Per capire l’effettivo peso elettorale, vale la pena la comparazione dei dati: solo l’11,7% dei pensionati vota per Grillo, il 26% nel 2013 ha votato Berlusconi ma per il Pd si supera il 35 per cento. I dati sono scritti nel volume Itanes Voto amaro sulle elezioni del 2013 e confermati anche dai dati sulle europee del 2014 dove, scrive l’Istituto Cattaneo, «il successo del Pd sta nell’aver saputo mantenere i propri consensi senza perderli nell’astensionismo». E dunque quella struttura di consenso che emerge dall’analisi sulla «base sociale» del Pd – scritta da Marco Maraffi, Andrea Pedrazzani e Luca Pinto nella loro analisi del 2013 – è rimasta intatta. E in quella base sta un altro pezzo corposo di spesa: quella dei dipendenti pubblici. Tra impiegati di concetto e insegnanti la quota totale di consensi supera il 53% e anche questo dato spiega, per esempio, il blitz tentato qualche settimana fa alla Camera quando era stata tentata una deroga ad hoc della legge Fornero per 4mila docenti. La cifra potrebbe salire se si considerassero gli impiegati esecutivi che però lavorano di più nel settore privato.

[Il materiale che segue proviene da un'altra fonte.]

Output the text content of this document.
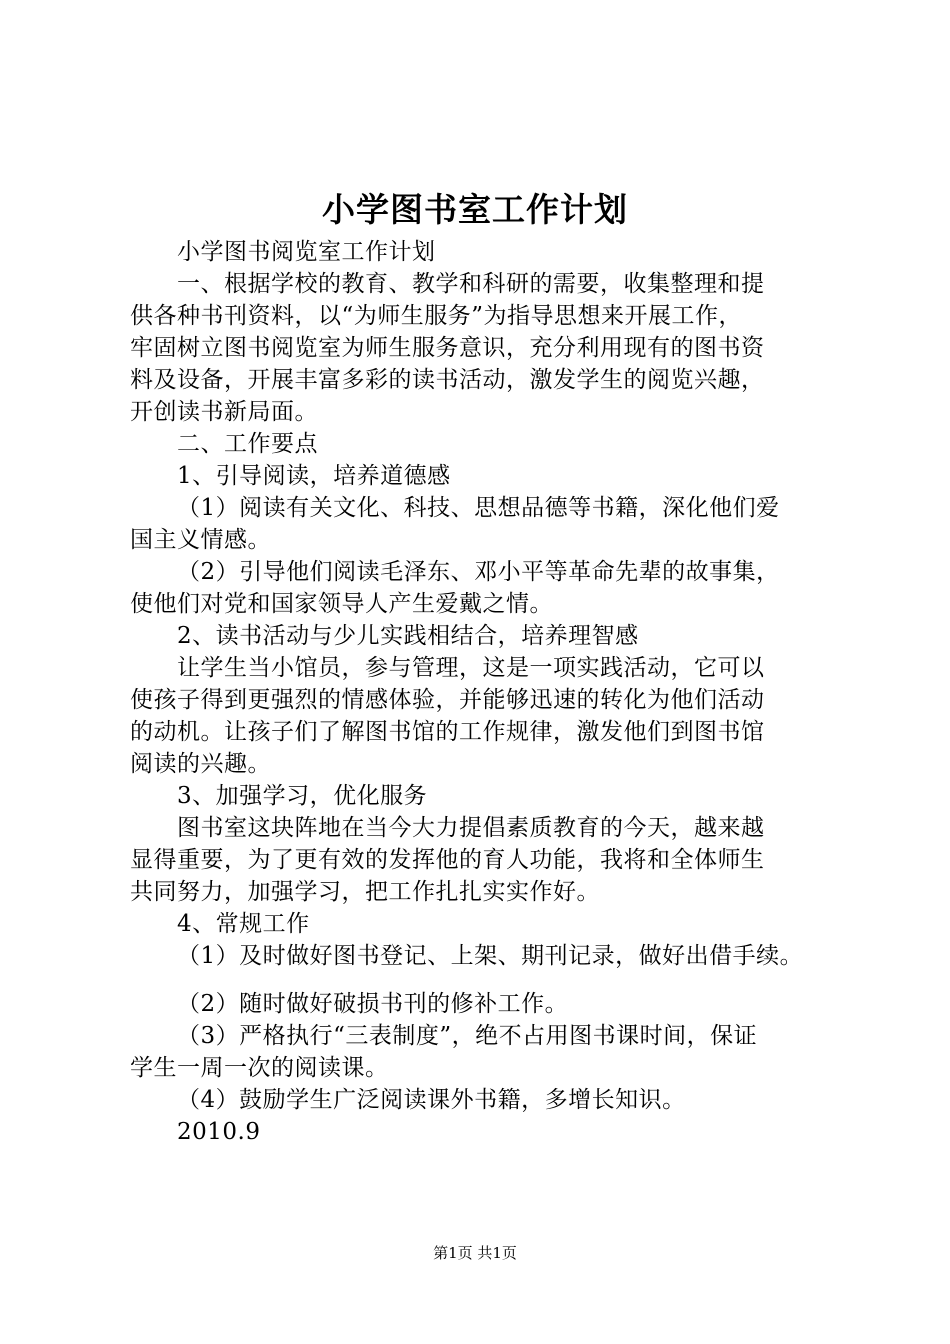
小学图书室工作计划
小学图书阅览室工作计划
一、根据学校的教育、教学和科研的需要，收集整理和提
供各种书刊资料，以“为师生服务”为指导思想来开展工作，
牢固树立图书阅览室为师生服务意识，充分利用现有的图书资
料及设备，开展丰富多彩的读书活动，激发学生的阅览兴趣，
开创读书新局面。
二、工作要点
1、引导阅读，培养道德感
（1）阅读有关文化、科技、思想品德等书籍，深化他们爱
国主义情感。
（2）引导他们阅读毛泽东、邓小平等革命先辈的故事集，
使他们对党和国家领导人产生爱戴之情。
2、读书活动与少儿实践相结合，培养理智感
让学生当小馆员，参与管理，这是一项实践活动，它可以
使孩子得到更强烈的情感体验，并能够迅速的转化为他们活动
的动机。让孩子们了解图书馆的工作规律，激发他们到图书馆
阅读的兴趣。
3、加强学习，优化服务
图书室这块阵地在当今大力提倡素质教育的今天，越来越
显得重要，为了更有效的发挥他的育人功能，我将和全体师生
共同努力，加强学习，把工作扎扎实实作好。
4、常规工作
（1）及时做好图书登记、上架、期刊记录，做好出借手续。
（2）随时做好破损书刊的修补工作。
（3）严格执行“三表制度”，绝不占用图书课时间，保证
学生一周一次的阅读课。
（4）鼓励学生广泛阅读课外书籍，多增长知识。
2010.9
第1页 共1页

In sintesi, tra pensionati, anziani (quindi maggiori utenti della spesa sanitaria), insegnanti e impiegati pubblici, il Pd si conferma il primo partito della spesa pubblica mentre è ancora piuttosto lontano dai piccoli imprenditori, dagli operai e dai giovani disoccupati o in cerca di occupazione. La prima asimmetria sta quindi nel dato di un 35,3% di pensionati contro un 24,8% di lavoratori attivi. E tra gli "attivi" solo il 18,6% dei lavoratori in proprio vota Pd mentre il resto del "bottino" viene spartito tra Grillo (26%) e Berlusconi (22,3%). Si sa che per 5 Stelle e Forza Italia queste percentuali sono scese ma quei voti sono andati all’astensione, non al Pd.
È sempre l’Istituto Cattaneo che legge i flussi di questa ultima elezione dove – spiega – solo gli elettori di Scelta civica hanno traslocato nel partito democratico per un "effetto Renzi", cioè per quella aspettativa riformista che aveva chi scelse Monti. E qui sta il punto per Renzi: se andare avanti e mantenere quelle aspettative mettendo in conto di abbandonare pezzi di elettorato per andare a caccia di altri. Quelli di Grillo, per esempio, che è stato primo partito tra i giovani, studenti e piccoli imprenditori e che con il calo di consensi – ora – rappresenta una occasione. Così come è una chance il calo di Forza Italia che pur restando ancorata a una quota di spesa pubblica – è votato al Sud e tra gli anziani – mantiene consensi tra gli imprenditori.
È questa sfida a conquistare nuovi elettori che Renzi deve cogliere se vuole (o deve) fare le riforme e la spending review. C’è uno schemino – nel volume Itanes – che racconta con i numeri questa potenzialità su quattro tematiche: tasse, Europa, Imu (sarà la Tasi) e immigrazione. Bene, nel 2013 il posizionamento politico tradizionale del Pd su questi temi era forte tra gli elettori del Pd ma non tra gli ex elettori Pd (o tra i non elettori di area di centro-sinistra) che invece consideravano "meno tasse", "meno Europa", "meno Imu" e "meno immigrazione" argomenti più convincenti. Un risultato che porta Maraffi, Pedrazzani e Pinto a scrivere che «c’è una mancanza di sintonia tra le posizioni percepite del Pd e il suo potenziale elettorato: possibile causa sia dell’abbandono di chi lo aveva votato in passato, sia dell’incapacità di attrarre di chi non sceglie il Pd». Resta da vedere se sarà questa la scommessa d’autunno di Renzi.